Parameter Setting
Our main GI algorithm script has many different parameter settings available here we will give a brief summary of the different parameters and behaviours available and how to use them.
Parameter |
Type |
Description |
---|---|---|
run_number |
Integer |
Id number for current run provided by user |
run_name |
String |
Id name for the current run provided by user |
populationSize |
Integer |
Number of individuals in the population |
generationCount |
Integer |
Number of generations to continue training in the current run |
sourceFile |
String |
File containing the original function code to be optimized |
outFolder |
String |
Directory for output files |
codeFile |
String |
File name to give to the temporary code saved out during code assignment |
function |
String |
Name of the function to be optimized |
prefunction |
String |
File containing the component code pre the function |
postfunction |
String |
File containing the component code post the function |
performanceTests |
List of Strings |
List of data files used for testing performance against evolved individuals |
mutPercentage |
Decimal |
The percentage of the population in each generation to have a mutation applied |
hgtPercentage |
Decimal |
The percentage of the population in each generation to have a mutation applied |
mutWeights |
List of Decimals |
The probability of different mutations being selected: insert before, insert after, modify, delete. The array is normalised so doesn’t have to add to 1. |
metrics |
List of Integers |
Passed to code assessment to dictate the metric used to measure the assessment results |
metric_interval |
Integer |
For multiple metrics the frequency in number of generations with which to change to next metric |
dynamic_weights |
Boolean |
If true switches alternative mutation weights in based on metric_interval |
altMutWeights |
List of Decimals |
Provides alternative mutation weights in same format as mutWeights |
performance_interval |
Integer |
Frequency in number of generations on which performance of the individuals is tested on unseen data |
elite |
Integer |
Number of top individuals to transfer directly into the next generation |
current_metric |
Integer |
Initially set to first metric in metric list and stores the correct current metric during run |
trainingFile |
String |
Data file to be used for training individuals |
staticWords |
Integer |
Number of lines to take from start of data file |
sampleWords |
Integer |
Number of lines to be sampled at random from data file with uniform probability |
synthWords |
Integer |
Number of words/lines to be generated based on length and character frequency |
synthFromSample |
Boolean |
Generate new words from sampled words rather than full file |
log_all |
Boolean |
If true all individuals code is saved, if false only best individual of each generation is saved. False is recommended as alternative has very high storage requirements. |
currentWeights |
Decimal |
The weights being used by the system currently, change between generations if alternative weights are in use. |
testerFile |
String |
The compiled “.o” file for the tester which should be used |
Metrics
Our existing tester for hash functions supports three different metrics:
Speed - \(s_n\), Just the clock speed time plus time penalties for individual \(n\)
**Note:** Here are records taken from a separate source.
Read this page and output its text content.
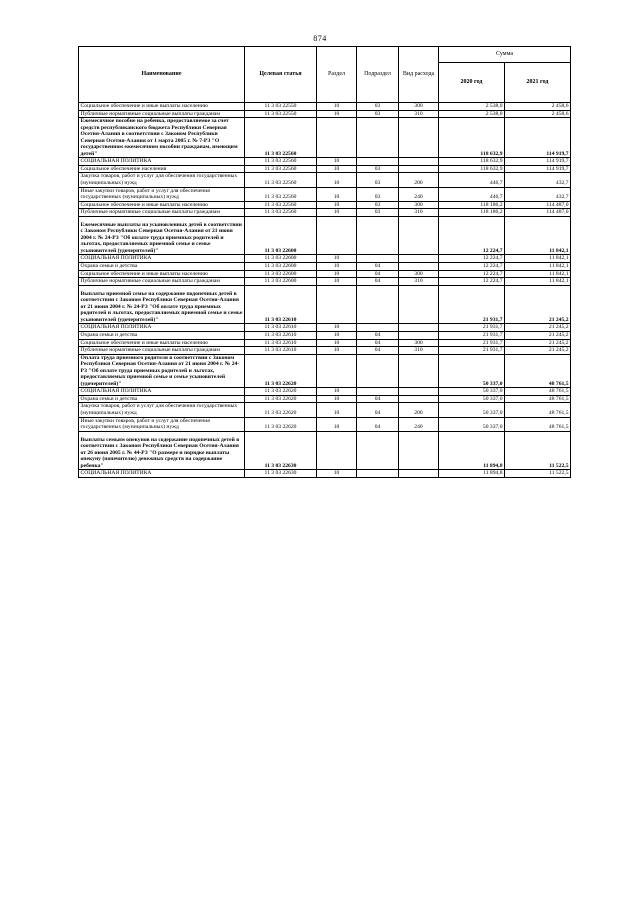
874
Наименование	Целевая статья	Раздел	Подраздел	Вид расхода	Сумма	
					2020 год	2021 год
Социальное обеспечение и иные выплаты населению	11 3 03 22550	10	03	300	2 538,0	2 458,6
Публичные нормативные социальные выплаты гражданам	11 3 03 22550	10	03	310	2 538,0	2 458,6
Ежемесячное пособие на ребенка, предоставляемое за счет средств республиканского бюджета Республики Северная Осетия-Алания в соответствии с Законом Республики Северная Осетия-Алания от 1 марта 2005 г. № 7-РЗ "О государственном ежемесячном пособии гражданам, имеющим детей"	11 3 03 22560				118 632,9	114 919,7
СОЦИАЛЬНАЯ ПОЛИТИКА	11 3 03 22560	10			118 632,9	114 919,7
Социальное обеспечение населения	11 3 03 22560	10	03		118 632,9	114 919,7
Закупка товаров, работ и услуг для обеспечения государственных (муниципальных) нужд	11 3 03 22560	10	03	200	446,7	432,7
Иные закупки товаров, работ и услуг для обеспечения государственных (муниципальных) нужд	11 3 03 22560	10	03	240	446,7	432,7
Социальное обеспечение и иные выплаты населению	11 3 03 22560	10	03	300	118 186,2	114 487,0
Публичные нормативные социальные выплаты гражданам	11 3 03 22560	10	03	310	118 186,2	114 487,0
Ежемесячные выплаты на усыновленных детей в соответствии с Законом Республики Северная Осетия-Алания от 21 июня 2004 г. № 24-РЗ "Об оплате труда приемных родителей и льготах, предоставляемых приемной семье и семье усыновителей (удочерителей)"	11 3 03 22600				12 224,7	11 842,1
СОЦИАЛЬНАЯ ПОЛИТИКА	11 3 03 22600	10			12 224,7	11 842,1
Охрана семьи и детства	11 3 03 22600	10	04		12 224,7	11 842,1
Социальное обеспечение и иные выплаты населению	11 3 03 22600	10	04	300	12 224,7	11 842,1
Публичные нормативные социальные выплаты гражданам	11 3 03 22600	10	04	310	12 224,7	11 842,1
Выплаты приемной семье на содержание подопечных детей в соответствии с Законом Республики Северная Осетия-Алания от 21 июня 2004 г. № 24-РЗ "Об оплате труда приемных родителей и льготах, предоставляемых приемной семье и семье усыновителей (удочерителей)"	11 3 03 22610				21 931,7	21 245,2
СОЦИАЛЬНАЯ ПОЛИТИКА	11 3 03 22610	10			21 931,7	21 245,2
Охрана семьи и детства	11 3 03 22610	10	04		21 931,7	21 245,2
Социальное обеспечение и иные выплаты населению	11 3 03 22610	10	04	300	21 931,7	21 245,2
Публичные нормативные социальные выплаты гражданам	11 3 03 22610	10	04	310	21 931,7	21 245,2
Оплата труда приемного родителя в соответствии с Законом Республики Северная Осетия-Алания от 21 июня 2004 г. № 24-РЗ "Об оплате труда приемных родителей и льготах, предоставляемых приемной семье и семье усыновителей (удочерителей)"	11 3 03 22620				50 337,0	48 761,5
СОЦИАЛЬНАЯ ПОЛИТИКА	11 3 03 22620	10			50 337,0	48 761,5
Охрана семьи и детства	11 3 03 22620	10	04		50 337,0	48 761,5
Закупка товаров, работ и услуг для обеспечения государственных (муниципальных) нужд	11 3 03 22620	10	04	200	50 337,0	48 761,5
Иные закупки товаров, работ и услуг для обеспечения государственных (муниципальных) нужд	11 3 03 22620	10	04	240	50 337,0	48 761,5
Выплаты семьям опекунов на содержание подопечных детей в соответствии с Законом Республики Северная Осетия-Алания от 26 июня 2005 г. № 44-РЗ "О размере и порядке выплаты опекуну (попечителю) денежных средств на содержание ребенка"	11 3 03 22630				11 894,8	11 522,5
СОЦИАЛЬНАЯ ПОЛИТИКА	11 3 03 22630	10			11 894,8	11 522,5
Speed and Short Code Length - \(s_n+5l_n\), where \(l_n\) is the token length of the individual
Speed and Long Code Length - \((s_n-(s_n%10)) + 5(200-l_n)\)
Time penalties are 10 milliseconds, this is enough to overcome the timing noise and enough to effect the overall results without being so much that a single error would completely fail the code.
Data treatments
These parameters are designed to allow for four different data treatments:
Static
Sample
Synthetic
Synthetic and Sample mix
In this case we are referring to what we do with a pre-existing list of “words”.
A static treatment draws words from the start of the file and so returns the same set of words every generation. Otherwise a sample draws words at random from the whole file with an equal probability of selecting any word, this gives a different set of words every generation with possible overlap dependent on the size of the original data file. The synthetic data treatment analyses the whole file of words for word length and character usage, those distributions are then used to generate a set of random string “words”, this will give a more unique set of data for each generation. For a synthetic and sample mix we take a smaller sample, use the sample to generate the length and character usage distributions and then generate the rest of the “words” from those distributions. This will give not just a distinct set of words but will include a mix of real words and random strings with a different letter distribution each time.